E così non sono servite le fughe in avanti della sottosegretaria leghista Gava sulle trivelle; neppure gli sberleffi di Salvini sull’Italia “che non può dire solo no” hanno sortito l’effetto sperato. Ogni volta che i verdi forzavano, nei giorni scorsi, i grillini arretravano senza troppe remore. E così la tentazione accarezzata da Salvini subito dopo le vacanza natalizie, quell’idea di far saltare tutto subito e provare a chiedere a Mattarella nuove elezioni prima delle europee, è stata di nuovo accantonata. “Anche perché, qual è la scusa per rompere?”, si chiedono i leghisti.

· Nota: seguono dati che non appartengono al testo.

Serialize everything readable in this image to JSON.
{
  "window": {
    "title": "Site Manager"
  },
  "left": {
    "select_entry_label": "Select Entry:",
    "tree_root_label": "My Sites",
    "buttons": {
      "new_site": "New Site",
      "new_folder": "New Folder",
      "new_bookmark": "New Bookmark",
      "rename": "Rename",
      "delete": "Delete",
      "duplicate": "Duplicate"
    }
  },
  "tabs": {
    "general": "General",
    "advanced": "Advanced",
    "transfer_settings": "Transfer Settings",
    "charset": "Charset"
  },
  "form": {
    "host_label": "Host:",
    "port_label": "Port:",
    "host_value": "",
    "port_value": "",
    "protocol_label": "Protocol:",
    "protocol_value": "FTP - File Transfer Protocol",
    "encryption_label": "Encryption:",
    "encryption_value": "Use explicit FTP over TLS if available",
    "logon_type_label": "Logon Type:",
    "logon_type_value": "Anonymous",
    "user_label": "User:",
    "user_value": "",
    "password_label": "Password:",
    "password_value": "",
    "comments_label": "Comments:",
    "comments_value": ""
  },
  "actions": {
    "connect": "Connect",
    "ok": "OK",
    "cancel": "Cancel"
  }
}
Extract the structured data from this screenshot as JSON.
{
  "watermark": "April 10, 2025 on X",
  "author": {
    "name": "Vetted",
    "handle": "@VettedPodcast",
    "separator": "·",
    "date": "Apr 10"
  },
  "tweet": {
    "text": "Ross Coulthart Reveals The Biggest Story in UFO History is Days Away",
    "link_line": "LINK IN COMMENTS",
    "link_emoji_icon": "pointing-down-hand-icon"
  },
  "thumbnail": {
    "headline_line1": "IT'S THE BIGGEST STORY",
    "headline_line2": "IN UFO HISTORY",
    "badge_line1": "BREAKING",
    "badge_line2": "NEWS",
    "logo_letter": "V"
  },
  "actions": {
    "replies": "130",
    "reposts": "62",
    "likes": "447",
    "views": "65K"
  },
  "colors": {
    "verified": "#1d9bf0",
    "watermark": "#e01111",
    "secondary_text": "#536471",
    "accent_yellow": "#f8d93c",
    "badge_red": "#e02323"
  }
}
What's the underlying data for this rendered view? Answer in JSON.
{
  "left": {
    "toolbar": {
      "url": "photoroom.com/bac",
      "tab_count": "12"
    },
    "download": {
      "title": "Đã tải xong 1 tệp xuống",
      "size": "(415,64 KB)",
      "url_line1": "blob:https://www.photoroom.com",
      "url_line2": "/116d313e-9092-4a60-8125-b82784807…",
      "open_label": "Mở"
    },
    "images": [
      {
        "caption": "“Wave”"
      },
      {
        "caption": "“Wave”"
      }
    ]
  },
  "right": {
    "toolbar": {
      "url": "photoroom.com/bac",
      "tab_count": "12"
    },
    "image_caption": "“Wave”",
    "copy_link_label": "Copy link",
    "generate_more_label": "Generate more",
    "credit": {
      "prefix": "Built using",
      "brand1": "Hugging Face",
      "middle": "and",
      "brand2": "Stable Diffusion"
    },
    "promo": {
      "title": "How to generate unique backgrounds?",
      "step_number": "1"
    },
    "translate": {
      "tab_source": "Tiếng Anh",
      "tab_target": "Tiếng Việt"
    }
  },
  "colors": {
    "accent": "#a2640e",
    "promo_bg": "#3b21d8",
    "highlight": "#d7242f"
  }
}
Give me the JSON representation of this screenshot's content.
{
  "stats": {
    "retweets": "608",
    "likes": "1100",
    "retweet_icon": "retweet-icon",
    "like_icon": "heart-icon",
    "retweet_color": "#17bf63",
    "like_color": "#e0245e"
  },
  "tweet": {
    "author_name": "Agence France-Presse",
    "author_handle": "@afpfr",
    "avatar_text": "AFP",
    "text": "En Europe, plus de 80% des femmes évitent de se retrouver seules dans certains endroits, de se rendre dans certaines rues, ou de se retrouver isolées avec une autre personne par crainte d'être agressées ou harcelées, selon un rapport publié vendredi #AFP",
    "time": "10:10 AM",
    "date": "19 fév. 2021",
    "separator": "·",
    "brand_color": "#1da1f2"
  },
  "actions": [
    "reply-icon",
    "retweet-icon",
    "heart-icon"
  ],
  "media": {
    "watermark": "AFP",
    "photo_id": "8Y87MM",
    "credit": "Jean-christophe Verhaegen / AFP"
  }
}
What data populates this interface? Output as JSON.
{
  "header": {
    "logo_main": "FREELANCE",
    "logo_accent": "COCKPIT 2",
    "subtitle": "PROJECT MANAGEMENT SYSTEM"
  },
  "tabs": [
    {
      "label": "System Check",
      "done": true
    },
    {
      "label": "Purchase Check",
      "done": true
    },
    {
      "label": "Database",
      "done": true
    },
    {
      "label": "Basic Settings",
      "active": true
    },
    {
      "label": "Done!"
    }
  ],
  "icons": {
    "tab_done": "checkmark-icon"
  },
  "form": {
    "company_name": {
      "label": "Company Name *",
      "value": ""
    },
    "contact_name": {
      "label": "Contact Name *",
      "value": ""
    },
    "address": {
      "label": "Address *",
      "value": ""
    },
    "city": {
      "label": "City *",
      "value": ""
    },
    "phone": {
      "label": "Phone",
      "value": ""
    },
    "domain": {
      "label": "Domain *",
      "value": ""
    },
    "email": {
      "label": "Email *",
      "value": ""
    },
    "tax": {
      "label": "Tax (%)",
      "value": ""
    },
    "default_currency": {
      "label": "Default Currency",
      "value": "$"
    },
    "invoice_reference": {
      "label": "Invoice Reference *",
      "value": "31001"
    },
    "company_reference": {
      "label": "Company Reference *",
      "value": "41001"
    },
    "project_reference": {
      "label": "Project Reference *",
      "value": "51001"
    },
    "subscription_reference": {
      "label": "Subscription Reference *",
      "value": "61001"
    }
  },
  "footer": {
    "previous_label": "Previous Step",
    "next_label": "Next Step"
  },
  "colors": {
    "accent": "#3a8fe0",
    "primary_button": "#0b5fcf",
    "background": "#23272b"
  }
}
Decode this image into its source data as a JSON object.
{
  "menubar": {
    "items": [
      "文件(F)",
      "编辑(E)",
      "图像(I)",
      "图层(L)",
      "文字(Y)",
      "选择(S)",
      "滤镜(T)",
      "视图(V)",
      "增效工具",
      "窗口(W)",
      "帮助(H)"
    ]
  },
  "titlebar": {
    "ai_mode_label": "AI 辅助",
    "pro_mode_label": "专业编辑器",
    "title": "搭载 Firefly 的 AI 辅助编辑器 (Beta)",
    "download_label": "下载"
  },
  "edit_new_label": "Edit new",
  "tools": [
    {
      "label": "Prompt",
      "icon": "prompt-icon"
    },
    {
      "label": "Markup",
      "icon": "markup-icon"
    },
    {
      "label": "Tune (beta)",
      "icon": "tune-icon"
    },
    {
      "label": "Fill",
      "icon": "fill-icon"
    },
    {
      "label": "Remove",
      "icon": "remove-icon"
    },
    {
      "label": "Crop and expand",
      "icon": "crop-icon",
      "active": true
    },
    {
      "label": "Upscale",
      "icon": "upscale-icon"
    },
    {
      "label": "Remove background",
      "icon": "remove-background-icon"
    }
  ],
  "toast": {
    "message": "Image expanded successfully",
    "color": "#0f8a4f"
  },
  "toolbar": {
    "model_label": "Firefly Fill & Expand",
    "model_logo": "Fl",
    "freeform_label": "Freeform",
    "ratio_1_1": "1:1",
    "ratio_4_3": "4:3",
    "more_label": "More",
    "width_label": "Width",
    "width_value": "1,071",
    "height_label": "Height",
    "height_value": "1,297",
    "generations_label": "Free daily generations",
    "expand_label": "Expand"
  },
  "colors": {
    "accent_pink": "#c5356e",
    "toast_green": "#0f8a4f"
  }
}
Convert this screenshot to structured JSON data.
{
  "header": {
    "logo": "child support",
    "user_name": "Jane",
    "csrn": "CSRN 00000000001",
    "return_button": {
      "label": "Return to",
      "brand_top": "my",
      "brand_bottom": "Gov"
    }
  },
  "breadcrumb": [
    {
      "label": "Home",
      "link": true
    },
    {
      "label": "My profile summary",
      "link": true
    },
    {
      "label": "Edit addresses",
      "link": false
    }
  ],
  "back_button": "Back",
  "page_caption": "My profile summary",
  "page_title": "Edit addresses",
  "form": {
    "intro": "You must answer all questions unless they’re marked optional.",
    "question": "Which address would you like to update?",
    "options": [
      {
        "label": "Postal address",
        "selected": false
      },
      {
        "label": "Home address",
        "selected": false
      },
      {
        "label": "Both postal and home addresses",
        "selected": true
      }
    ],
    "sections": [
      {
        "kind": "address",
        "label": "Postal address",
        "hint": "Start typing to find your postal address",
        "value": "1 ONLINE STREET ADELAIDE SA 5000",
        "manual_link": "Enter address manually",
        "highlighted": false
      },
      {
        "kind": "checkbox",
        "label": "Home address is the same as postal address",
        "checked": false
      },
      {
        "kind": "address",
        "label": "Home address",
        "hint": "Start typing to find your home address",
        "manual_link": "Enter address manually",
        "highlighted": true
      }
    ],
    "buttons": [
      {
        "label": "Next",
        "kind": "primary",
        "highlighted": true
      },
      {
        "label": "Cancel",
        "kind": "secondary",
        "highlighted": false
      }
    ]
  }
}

L’autonomia? “Ma ci capirebbero solo in Veneto e forse in Lombardia. Vai a spiegare al resto del paese che ribalti tutto per l’autonomia”. I rifiuti? “Vedremo, ma non è un tema sentitissimo”. La Tav? “Su quella, al di là delle dichiarazioni di facciata, Di Maio e Toninelli ci rassicurano che si farà”.

 

E così, esibendo una riluttanza studiata, riparandosi dalle accuse sotto il manto di una ostentata insofferenza per questa coabitazione forzata col M5s, Salvini ha deciso che si andrà avanti. Sperando magari che rifiutarsi di mostrare i manifesti stampati da Rocco Casalino possa bastare a tenere a bada l’elettorato del nord. Come a dire che governo, certo, ma not in my name.